Балтийцы (сборник) — страница 16 из 44

В течение лета 1916 года в состав действующего флота на Балтийском море одна за другой входили новые подводные лодки водоизмещением 900 тонн, так называемые Бубновского типа, по имени корабельного инженера Бубнова, строившего их на Балтийском судостроительном заводе в Петербурге.

Лодки эти во многом отличались от английских, прорвавшихся к нам в начале войны, превосходили их величиной и вооружением, как минным, так и артиллерийским, но уступали им в скорости хода. Впрочем, к началу 1917 года у нас появились уже лодки типа «Кугуар», превосходившие английские не только вооружением, но и скоростью хода.

Развитие подводной войны требовало полного напряжения как в области конструирования лодок, так и в деле скорейшей подготовки личного состава. Последнее оказывалось труднее первого, и зачастую личный состав новых лодок временно пополнялся людьми лодок, находившихся в ремонте и на отдыхе.

Так, в октябре 1916 года, пока подводная лодка «Волк», на которой я уже совершил несколько боевых походов, была в ремонте, я был командирован на подводную лодку «Пантера» для похода в Норчепингский залив, где часто появлялись германские пароходы под конвоем сторожевых судов.

«Пантера» стояла в передовой базе Рогокюль, построенной с американской быстротой на пустынном берегу Монзунда. До войны здесь была лишь убогая рыбачья деревушка, не имевшая ни железнодорожного сообщения, ни подходных фарватеров, годных хотя бы лишь для миноносцев. Теперь здесь возник целый городок. Казармы, церковь, портовые мастерские, нефтяные склады, радиостанция, удобные пристани. Железнодорожная ветка соединяла базу с Гапсалем, а заново вычерпанные фарватеры открывали к ней доступ из Монзунда для миноносцев и транспортов. Землечерпательные караваны продолжали работать во всех направлениях, подготовляя фарватеры для крейсеров и линейных кораблей.

Поезд пришел засветло. С наступлением вечера база погружалась в абсолютную тьму. Вне закрытых помещений не разрешалось ни одного огня, так как база уже привлекла внимание неприятельских аэропланов и цеппелинов, которые удавалось отгонять днем, но очень трудно было бы отогнать ночью.

«Пантера» готовилась к своему первому походу. Недоставало штурманского офицера.

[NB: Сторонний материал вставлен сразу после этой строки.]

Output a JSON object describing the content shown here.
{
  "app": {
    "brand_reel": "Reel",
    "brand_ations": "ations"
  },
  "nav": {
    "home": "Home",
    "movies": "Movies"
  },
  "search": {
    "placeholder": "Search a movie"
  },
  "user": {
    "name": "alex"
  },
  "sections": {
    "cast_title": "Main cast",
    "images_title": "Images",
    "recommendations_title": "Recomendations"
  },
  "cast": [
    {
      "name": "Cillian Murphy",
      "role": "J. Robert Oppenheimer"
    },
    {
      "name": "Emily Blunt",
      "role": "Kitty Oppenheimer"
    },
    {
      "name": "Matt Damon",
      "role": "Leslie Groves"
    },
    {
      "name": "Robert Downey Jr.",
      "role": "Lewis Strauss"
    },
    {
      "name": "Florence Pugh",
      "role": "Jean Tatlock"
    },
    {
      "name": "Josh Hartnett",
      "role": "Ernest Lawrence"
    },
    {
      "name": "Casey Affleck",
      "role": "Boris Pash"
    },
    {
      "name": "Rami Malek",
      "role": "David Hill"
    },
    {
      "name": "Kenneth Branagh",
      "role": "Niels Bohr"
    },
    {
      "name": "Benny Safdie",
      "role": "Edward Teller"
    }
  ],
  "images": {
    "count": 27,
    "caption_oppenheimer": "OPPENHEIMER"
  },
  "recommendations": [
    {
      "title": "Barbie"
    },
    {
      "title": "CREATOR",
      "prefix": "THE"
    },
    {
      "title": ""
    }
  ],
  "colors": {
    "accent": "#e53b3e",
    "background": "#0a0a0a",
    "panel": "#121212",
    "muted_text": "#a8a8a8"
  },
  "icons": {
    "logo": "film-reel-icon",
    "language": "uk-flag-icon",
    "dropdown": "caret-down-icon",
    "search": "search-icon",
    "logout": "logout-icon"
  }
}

С моим прибытием эта нехватка пополнялась, и лодка должна была сняться со швартовов на следующий день.

Командир показал мне оперативное задание, полученное накануне, и объявил, что хочет выйти на рассвете.

Густой туман лежал над Монзундом. Налеты были невозможны, и мы спокойно выспались перед походом.

Туман не рассеялся и наутро. Но все мы уже приобрели навык бравировать силы природы, и лодка, не видя вокруг себя далее чем на 20 сажен, осторожно вышла из гавани и легла на фарватер.

Точное счисление вывело нас к выходу из Монзунда. В полдень слегка прояснило, и мы благополучно выбрались в открытое море.

Навигационные опасности остались позади, но развернулись опасности боевые, подкарауливавшие нас со всех сторон.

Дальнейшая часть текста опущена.